The fundamentals of getting faster on your bike. by Coach Craig

Cycling is like any other sport, there are fundamental skills, equipment and conditioning that create our performance on the bike. Like the elemental table they are the building blocks of all matter, in our case they build the cyclist we are or want to become. Some of us use only some of the elements, and others use all of them in the right quantities and the right order to maximize our speed and performance. Here are some helpful tips if you want to get faster this season.

1. Be sure your bike fits you well, you could be leaving 10% or more of your speed in a bad fit. We see it every season, riders with power meters see instant gains after getting fit correctly to their bikes. Plus they enjoy cycling more if they are comfortable and fast on the bike.

2. Lighten your load. Better hill climbing is the #1 focus of many riders, especially around here. The equation to improve is simple and proven: increase your watts per kilogram. Watts is how hard your can push the pedals over time, and kilograms is how much you AND your bike weigh. So many people have extra things on their bikes, take off everything you can, and buy the lightest parts you can ride comfortably. See my article on weight loss to lose 10 pounds in a month and still feel great: Varsity Diet

3. Train harder and have a plan. The most important part of any cycling training plan is figuring out the number of hours or miles you will ride on a daily and weekly basis. These training rides are the building blocks that will prepare your body and mind to ride long and hard on the day of the event. The less time you have to train, the harder you should ride. If you only do 2 spin classes a week, you should be puking at each one! If you ride 12 hours a week, you need longer endurance days and hard short days. Get a plan and work it!

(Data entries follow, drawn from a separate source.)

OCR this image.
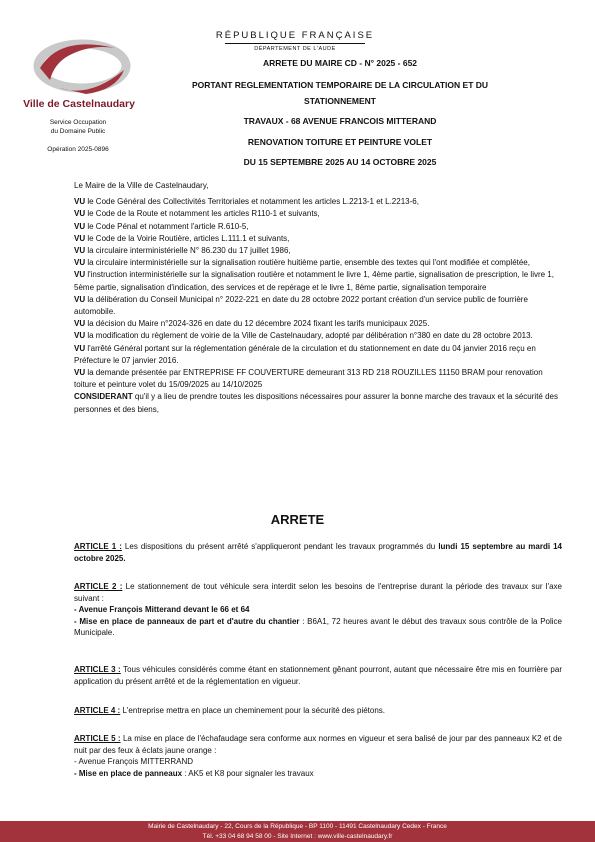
Ville de Castelnaudary
Service Occupation
du Domaine Public
Opération 2025-0896
RÉPUBLIQUE FRANÇAISE
DÉPARTEMENT DE L'AUDE
ARRETE DU MAIRE CD - N° 2025 - 652
PORTANT REGLEMENTATION TEMPORAIRE DE LA CIRCULATION ET DU
STATIONNEMENT
TRAVAUX - 68 AVENUE FRANCOIS MITTERAND
RENOVATION TOITURE ET PEINTURE VOLET
DU 15 SEPTEMBRE 2025 AU 14 OCTOBRE 2025

Le Maire de la Ville de Castelnaudary,

VU le Code Général des Collectivités Territoriales et notamment les articles L.2213-1 et L.2213-6,

VU le Code de la Route et notamment les articles R110-1 et suivants,

VU le Code Pénal et notamment l'article R.610-5,

VU le Code de la Voirie Routière, articles L.111.1 et suivants,

VU la circulaire interministérielle N° 86.230 du 17 juillet 1986,

VU la circulaire interministérielle sur la signalisation routière huitième partie, ensemble des textes qui l'ont modifiée et complétée,

VU l'instruction interministérielle sur la signalisation routière et notamment le livre 1, 4ème partie, signalisation de prescription, le livre 1, 5ème partie, signalisation d'indication, des services et de repérage et le livre 1, 8ème partie, signalisation temporaire

VU la délibération du Conseil Municipal n° 2022-221 en date du 28 octobre 2022 portant création d'un service public de fourrière automobile.

VU la décision du Maire n°2024-326 en date du 12 décembre 2024 fixant les tarifs municipaux 2025.

VU la modification du règlement de voirie de la Ville de Castelnaudary, adopté par délibération n°380 en date du 28 octobre 2013.

VU l'arrêté Général portant sur la réglementation générale de la circulation et du stationnement en date du 04 janvier 2016 reçu en Préfecture le 07 janvier 2016.

VU la demande présentée par ENTREPRISE FF COUVERTURE demeurant 313 RD 218 ROUZILLES 11150 BRAM pour renovation toiture et peinture volet du 15/09/2025 au 14/10/2025

CONSIDERANT qu'il y a lieu de prendre toutes les dispositions nécessaires pour assurer la bonne marche des travaux et la sécurité des personnes et des biens,

ARRETE

ARTICLE 1 : Les dispositions du présent arrêté s'appliqueront pendant les travaux programmés du lundi 15 septembre au mardi 14 octobre 2025.

ARTICLE 2 : Le stationnement de tout véhicule sera interdit selon les besoins de l'entreprise durant la période des travaux sur l'axe suivant :

- Avenue François Mitterand devant le 66 et 64

- Mise en place de panneaux de part et d'autre du chantier : B6A1, 72 heures avant le début des travaux sous contrôle de la Police Municipale.

ARTICLE 3 : Tous véhicules considérés comme étant en stationnement gênant pourront, autant que nécessaire être mis en fourrière par application du présent arrêté et de la réglementation en vigueur.

ARTICLE 4 : L'entreprise mettra en place un cheminement pour la sécurité des piétons.

ARTICLE 5 : La mise en place de l'échafaudage sera conforme aux normes en vigueur et sera balisé de jour par des panneaux K2 et de nuit par des feux à éclats jaune orange :

- Avenue François MITTERRAND

- Mise en place de panneaux : AK5 et K8 pour signaler les travaux

Mairie de Castelnaudary - 22, Cours de la République - BP 1100 - 11491 Castelnaudary Cedex - France
Tél. +33 04 68 94 58 00 - Site Internet : www.ville-castelnaudary.fr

4. Learn to draft and ride with others. Take a cycling skills class from Cycle U and join a community like the Cascade Bicycle Club or the Portland Wheelmen or join a racing team to learn the language of group cycling and become comfortable riding with other people. You will instantly be 20% faster if you can learn to draft and ride behind other faster riders.

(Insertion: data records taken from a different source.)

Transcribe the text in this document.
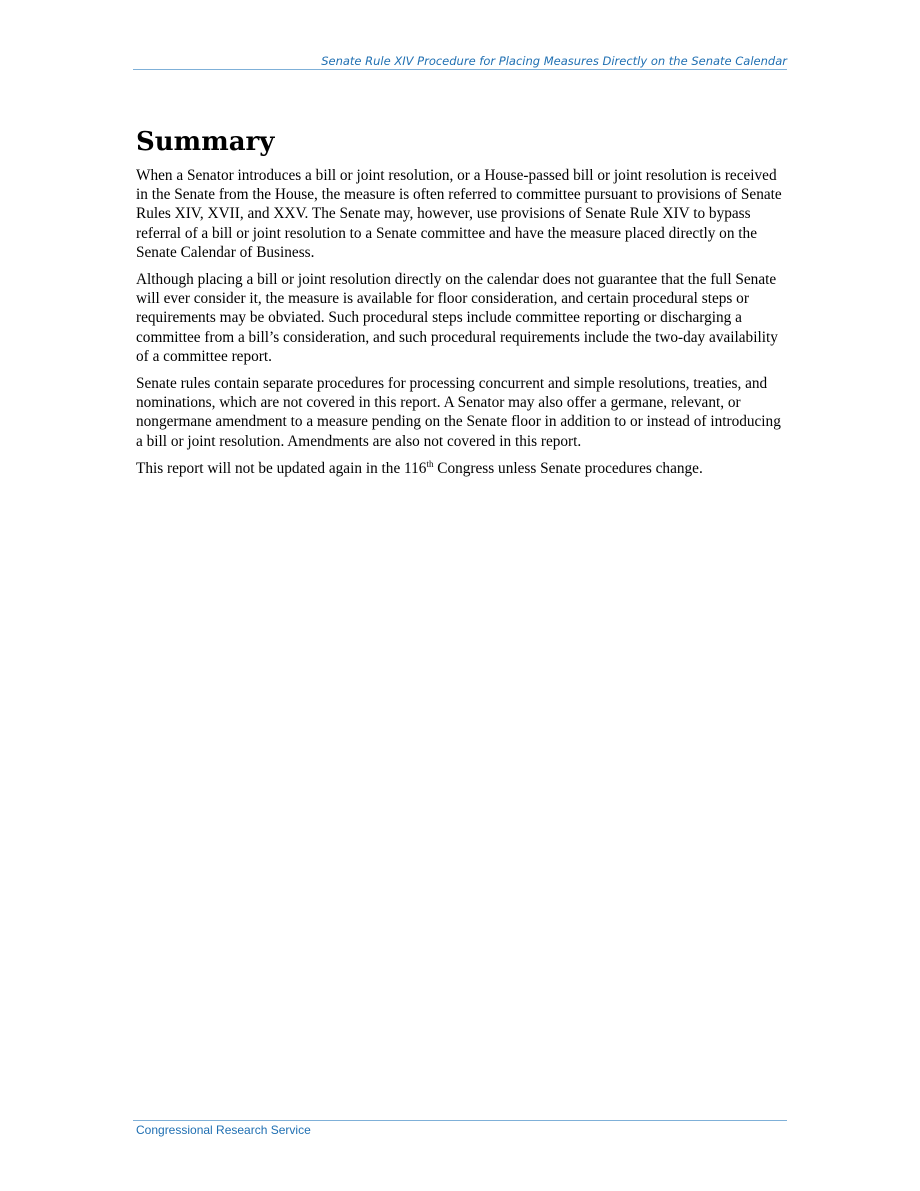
Senate Rule XIV Procedure for Placing Measures Directly on the Senate Calendar
Summary

When a Senator introduces a bill or joint resolution, or a House-passed bill or joint resolution is received in the Senate from the House, the measure is often referred to committee pursuant to provisions of Senate Rules XIV, XVII, and XXV. The Senate may, however, use provisions of Senate Rule XIV to bypass referral of a bill or joint resolution to a Senate committee and have the measure placed directly on the Senate Calendar of Business.

Although placing a bill or joint resolution directly on the calendar does not guarantee that the full Senate will ever consider it, the measure is available for floor consideration, and certain procedural steps or requirements may be obviated. Such procedural steps include committee reporting or discharging a committee from a bill’s consideration, and such procedural requirements include the two-day availability of a committee report.

Senate rules contain separate procedures for processing concurrent and simple resolutions, treaties, and nominations, which are not covered in this report. A Senator may also offer a germane, relevant, or nongermane amendment to a measure pending on the Senate floor in addition to or instead of introducing a bill or joint resolution. Amendments are also not covered in this report.

This report will not be updated again in the 116th Congress unless Senate procedures change.

Congressional Research Service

5. Take your time and work at a level your body will allow. Don’t ride as hard as you can on every training ride. This is the most common rookie mistake. Start your training with easy miles and add an occasional hard day once every week or two. The rule of thumb for any long ride is to gradually build your endurance until you can complete 75 percent of the mileage of your longest day of your event or goal.

6. As your miles increase, also increase your speed. On normal training rides, slow down when you start breathing hard and if you can’t say a 10-word sentence at a normal tone. After a month of riding, pick one day a week to go really hard on a hill and repeat it 5 times. This kind of hard interval training is an example of what it takes to increase speed and stamina.

7. Take care of yourself. Eat right with an emphasis on carbohydrates for recovery and endurance, stay hydrated and sleep at least eight hours a night. Two weeks before the event – after your last big ride – focus on recovery. Your mileage will decrease, but keep your cadence high and your effort at or above your target speeds to help ensure fast legs. Massage and foam rollers are great tools to help you recover.

8. Rest up for big rides. During the last 2 weeks before a big ride, ride hard every 3rd day, and rest the other two. Remember: by this point, your training is already in the bank. Resting up will get you fresh for the big day and these rides will keep you as fast as possible and loosened up. A short spin the day before will help you get going faster on your event day. Recovery is as important as training, give yourself a day or two after a big ride to recover before you do more.

Some of these tips will give you instant improvement like lightening your bike, others will take time like learning to draft or training better. Tackle one at a time and soon you will see your average speed increase, and your enjoyment of cycling rise as you climb.
Have a great time preparing for your season, and like we say at Cycle U, Get Ready To Ride!